Language of document : ECLI:EU:T:2011:331

DOCUMENT DE TRAVAIL

ARRÊT DU TRIBUNAL (troisième chambre)

6 juillet 2011 (*)

« Marque communautaire – Demande de marque tridimensionnelle – Forme d’une montre à bords dentelés – Motif absolu de refus – Absence de caractère distinctif – Article 7, paragraphe 1, sous b), du règlement (CE) n° 207/2009 »

Dans l’affaire T‑235/10,

Timehouse GmbH, établie à Eystrup (Allemagne), représentée par MV. Knies, avocat,

partie requérante,

contre

Office de l’harmonisation dans le marché intérieur (marques, dessins et modèles) (OHMI), représenté par Mme B. Schmidt, en qualité d’agent,

partie défenderesse,

ayant pour objet un recours formé contre la décision de la première chambre de recours de l’OHMI du 11 mars 2010 (affaire R 0942/2009‑1), concernant une demande d’enregistrement d’un signe tridimensionnel constitué par la forme d’une montre comme marque communautaire,

LE TRIBUNAL (troisième chambre),

composé de M. O. Czúcz (rapporteur), président, Mme I. Labucka et M. D. Gratsias, juges,

greffier : Mme C. Heeren, administrateur,

vu la requête déposée au greffe du Tribunal le 21 mai 2010,

vu le mémoire en réponse déposé au greffe du Tribunal le 17 août 2010,

vu le mémoire en réplique déposé au greffe du Tribunal le 10 septembre 2010,

à la suite de l’audience du 29 mars 2011,

rend le présent

Arrêt

 Antécédents du litige

1        Le 10 novembre 2008, la requérante, Timehouse GmbH, a présenté une demande d’enregistrement de marque communautaire à l’Office de l’harmonisation dans le marché intérieur (marques, dessins et modèles) (OHMI), en vertu du règlement (CE) n° 40/94 du Conseil, du 20 décembre 1993, sur la marque communautaire (JO 1994, L 11, p. 1), tel que modifié [remplacé par le règlement (CE) n° 207/2009 du Conseil, du 26 février 2009, sur la marque communautaire (JO L 78, p. 1)].
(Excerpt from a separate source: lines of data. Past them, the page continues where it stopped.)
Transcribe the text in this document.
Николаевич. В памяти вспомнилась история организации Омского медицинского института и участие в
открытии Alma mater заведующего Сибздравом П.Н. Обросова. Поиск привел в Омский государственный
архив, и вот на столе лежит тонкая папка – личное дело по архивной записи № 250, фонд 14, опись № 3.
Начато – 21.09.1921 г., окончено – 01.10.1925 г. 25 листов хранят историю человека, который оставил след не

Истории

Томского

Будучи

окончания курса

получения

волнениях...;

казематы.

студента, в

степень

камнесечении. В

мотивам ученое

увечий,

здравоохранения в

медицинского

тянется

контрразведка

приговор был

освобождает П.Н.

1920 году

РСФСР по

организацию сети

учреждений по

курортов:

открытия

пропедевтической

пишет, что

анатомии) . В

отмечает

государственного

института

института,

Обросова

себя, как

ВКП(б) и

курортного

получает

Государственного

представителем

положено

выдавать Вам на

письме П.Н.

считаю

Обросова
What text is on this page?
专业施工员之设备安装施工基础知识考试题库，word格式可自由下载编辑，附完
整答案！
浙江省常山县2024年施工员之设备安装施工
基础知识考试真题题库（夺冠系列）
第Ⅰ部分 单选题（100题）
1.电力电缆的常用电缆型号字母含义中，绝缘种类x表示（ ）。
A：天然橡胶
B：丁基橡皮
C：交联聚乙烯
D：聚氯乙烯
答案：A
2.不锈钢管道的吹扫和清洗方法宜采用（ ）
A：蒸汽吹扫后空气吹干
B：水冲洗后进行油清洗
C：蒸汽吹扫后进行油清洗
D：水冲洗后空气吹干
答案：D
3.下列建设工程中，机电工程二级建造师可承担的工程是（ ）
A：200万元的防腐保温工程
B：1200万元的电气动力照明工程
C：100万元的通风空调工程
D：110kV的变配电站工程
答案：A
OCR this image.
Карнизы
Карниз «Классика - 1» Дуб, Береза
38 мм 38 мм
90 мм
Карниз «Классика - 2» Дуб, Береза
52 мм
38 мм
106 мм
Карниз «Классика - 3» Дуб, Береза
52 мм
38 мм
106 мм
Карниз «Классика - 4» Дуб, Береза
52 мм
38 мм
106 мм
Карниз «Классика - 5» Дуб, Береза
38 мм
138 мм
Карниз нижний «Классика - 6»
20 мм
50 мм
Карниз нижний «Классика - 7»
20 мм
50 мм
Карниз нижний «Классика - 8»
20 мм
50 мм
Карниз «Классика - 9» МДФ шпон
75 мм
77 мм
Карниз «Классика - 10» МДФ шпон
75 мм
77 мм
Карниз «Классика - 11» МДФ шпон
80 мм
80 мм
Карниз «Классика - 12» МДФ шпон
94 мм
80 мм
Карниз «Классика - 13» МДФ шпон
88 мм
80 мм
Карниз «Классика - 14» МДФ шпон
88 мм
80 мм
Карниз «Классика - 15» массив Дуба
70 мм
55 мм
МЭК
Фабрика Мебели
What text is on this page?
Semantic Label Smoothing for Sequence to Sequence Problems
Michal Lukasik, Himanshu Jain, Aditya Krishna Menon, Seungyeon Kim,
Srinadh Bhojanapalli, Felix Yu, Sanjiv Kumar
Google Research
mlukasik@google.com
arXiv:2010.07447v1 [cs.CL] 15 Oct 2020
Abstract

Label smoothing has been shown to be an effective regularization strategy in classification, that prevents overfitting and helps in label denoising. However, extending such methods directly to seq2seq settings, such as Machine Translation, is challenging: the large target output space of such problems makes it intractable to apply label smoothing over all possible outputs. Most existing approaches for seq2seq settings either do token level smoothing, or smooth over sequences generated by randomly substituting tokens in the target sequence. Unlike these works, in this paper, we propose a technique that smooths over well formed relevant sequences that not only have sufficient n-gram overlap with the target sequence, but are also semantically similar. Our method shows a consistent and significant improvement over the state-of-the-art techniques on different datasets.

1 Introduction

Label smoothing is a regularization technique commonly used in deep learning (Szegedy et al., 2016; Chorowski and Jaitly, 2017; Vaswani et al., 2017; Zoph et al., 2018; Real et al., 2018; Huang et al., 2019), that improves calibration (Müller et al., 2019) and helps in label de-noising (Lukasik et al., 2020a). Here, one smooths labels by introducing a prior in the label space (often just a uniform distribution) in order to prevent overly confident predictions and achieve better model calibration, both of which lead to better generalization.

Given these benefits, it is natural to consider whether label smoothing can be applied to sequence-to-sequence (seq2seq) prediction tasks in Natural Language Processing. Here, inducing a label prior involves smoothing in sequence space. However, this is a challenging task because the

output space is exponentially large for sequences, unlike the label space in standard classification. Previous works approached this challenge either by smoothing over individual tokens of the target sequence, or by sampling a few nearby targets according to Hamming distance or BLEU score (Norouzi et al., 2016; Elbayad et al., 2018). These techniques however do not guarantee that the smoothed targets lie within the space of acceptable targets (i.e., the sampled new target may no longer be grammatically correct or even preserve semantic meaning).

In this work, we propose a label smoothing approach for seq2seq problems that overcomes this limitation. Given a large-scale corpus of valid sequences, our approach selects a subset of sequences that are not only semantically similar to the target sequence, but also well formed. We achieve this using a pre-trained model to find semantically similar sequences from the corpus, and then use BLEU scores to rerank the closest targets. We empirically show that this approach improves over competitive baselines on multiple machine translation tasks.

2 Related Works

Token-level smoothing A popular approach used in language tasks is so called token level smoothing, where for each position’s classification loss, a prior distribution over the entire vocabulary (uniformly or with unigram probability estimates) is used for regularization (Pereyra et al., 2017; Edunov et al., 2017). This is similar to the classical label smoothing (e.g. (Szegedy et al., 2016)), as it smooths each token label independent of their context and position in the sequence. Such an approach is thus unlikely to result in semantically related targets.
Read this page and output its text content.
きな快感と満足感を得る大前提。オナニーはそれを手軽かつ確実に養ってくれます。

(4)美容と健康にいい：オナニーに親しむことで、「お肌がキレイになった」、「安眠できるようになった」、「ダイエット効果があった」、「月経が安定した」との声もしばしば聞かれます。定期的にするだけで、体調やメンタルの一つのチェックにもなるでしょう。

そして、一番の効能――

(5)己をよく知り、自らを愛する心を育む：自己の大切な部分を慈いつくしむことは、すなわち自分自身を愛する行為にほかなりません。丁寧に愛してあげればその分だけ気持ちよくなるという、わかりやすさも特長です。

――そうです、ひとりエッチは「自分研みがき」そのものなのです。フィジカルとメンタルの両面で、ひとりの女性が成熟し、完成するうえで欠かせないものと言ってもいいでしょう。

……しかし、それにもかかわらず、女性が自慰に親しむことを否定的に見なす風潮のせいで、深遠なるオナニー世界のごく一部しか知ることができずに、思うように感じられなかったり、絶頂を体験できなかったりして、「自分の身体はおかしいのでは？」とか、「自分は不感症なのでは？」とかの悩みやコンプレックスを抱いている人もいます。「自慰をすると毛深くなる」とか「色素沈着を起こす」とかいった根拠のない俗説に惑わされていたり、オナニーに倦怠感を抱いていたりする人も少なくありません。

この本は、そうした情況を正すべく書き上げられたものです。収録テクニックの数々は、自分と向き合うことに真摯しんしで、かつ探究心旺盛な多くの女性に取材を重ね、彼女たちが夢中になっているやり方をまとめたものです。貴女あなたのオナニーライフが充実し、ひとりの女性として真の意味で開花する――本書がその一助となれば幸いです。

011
2        La marque dont l’enregistrement a été demandé est le signe tridimensionnel reproduit ci-après :

Image not found

3        Les produits pour lesquels l’enregistrement a été demandé relèvent de la classe 14 au sens de l’arrangement de Nice concernant la classification internationale des produits et des services aux fins de l’enregistrement des marques, du 15 juin 1957, tel que révisé et modifié, et correspondent à la description suivante : « Joaillerie, bijouterie ; horlogerie et instruments chronométriques ».

4        Par décision en date du 29 juillet 2009, l’examinateur a rejeté la demande d’enregistrement pour tous les produits visés sur le fondement de l’article 7, paragraphe l, sous b), du règlement n° 207/2009.

5        Le 13 août 2009, la requérante a formé un recours contre cette décision auprès de l’OHMI, au titre des articles 58 à 64 du règlement n° 207/2009.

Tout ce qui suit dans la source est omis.